2015-08-30 10:29:25 | Weblog
写真は雲南中南部の文山でよく食べたかぼちゃのスープ。スープはチキン風味の薄い塩味。いろいろな炒めものや辛い食べ物に疲れた舌を癒やしてくれる。ただ、これだけで食べると物足りない。バランスの問題だ。

【『滇南本草』のかぼちゃ】
次にコロンブス以前にかぼちゃが存在していたか。
新大陸到達より56年前の1436年(明の正統元年)。昆明市の東北部にある嵩明県の石羊山出身の蘭茂が『滇南本草』を著しました。
このなかに、かぼちゃを意味する「南瓜」が出てきます。この箇所を見てみましょう。

「南瓜:一名、麦瓜。味は甘く平、性は微寒。脾と胃の二経に入る。横行絡分、小便を利する。(中略)。動気ある者は多く食するはよろしからず。」
(本草必読叢書『滇南本草』陸拯・李占永主編、2013年1月、中国中医薬出版 の白文を書き下しました。)

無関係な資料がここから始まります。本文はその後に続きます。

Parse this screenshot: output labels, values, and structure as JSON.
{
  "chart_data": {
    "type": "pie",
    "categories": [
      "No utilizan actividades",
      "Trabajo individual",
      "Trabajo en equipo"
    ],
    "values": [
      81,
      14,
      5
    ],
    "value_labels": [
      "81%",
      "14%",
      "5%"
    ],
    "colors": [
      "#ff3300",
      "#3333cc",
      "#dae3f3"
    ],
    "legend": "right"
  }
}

たしかにあります。そのために『滇南本草』の成書以前に南瓜があった、というわけです(※2)。
ここでは南瓜は「味が甘く、苦みや渋みのない。体の気がぐるぐる回っている人は、多く食べるのはよくない」。
なるほど、かぼちゃの味と体への作用はよくわかります。ただ見た目の特徴には触れられていないため、本当にカボチャのことなのか、決め手に欠けます。

さらに問題が。
この本は蘭茂が母の病気を治そうと雲南の薬草や医療に役立つ食物の効能を調べて著したそうです。雲南の少数民族に伝わる薬草もかなり入っていて500年を経てもなお、医者が手にする重要書の一つとなっています。
ただ来歴を調べると、難しい事実にぶつかりました。
コピー機のない時代のこと。雲南に暮らす多くの人がこの本を書き写しました。そのため原本がわからなくなった上、明末の戦乱で書き写したものも多くが紛失、もしくは灰になってしまいました。それぞれの残りをかき集めて、混乱の静まったころ、篤志家が善本を作ろうと苦戦したものの「内容の差異が甚大」な書物がおおざっぱに分けても3種はできてしまいました。さらに清初までにまとめられた本には図が一つもないため、書かれた名称が何をさしているのか、確定するのが難しいのです。

ちなみにご紹介した上記の文は、清の時代初期の雲南叢書本と呼ばれるものを元としたものです。

※次週の更新はお休みします。
日本はかぼちゃがおいしい季節になりました。有名なかぼちゃプリンを作る店主は「この時期の、北海道のかぼちゃが一番、おいしい」とホクホク顔でした。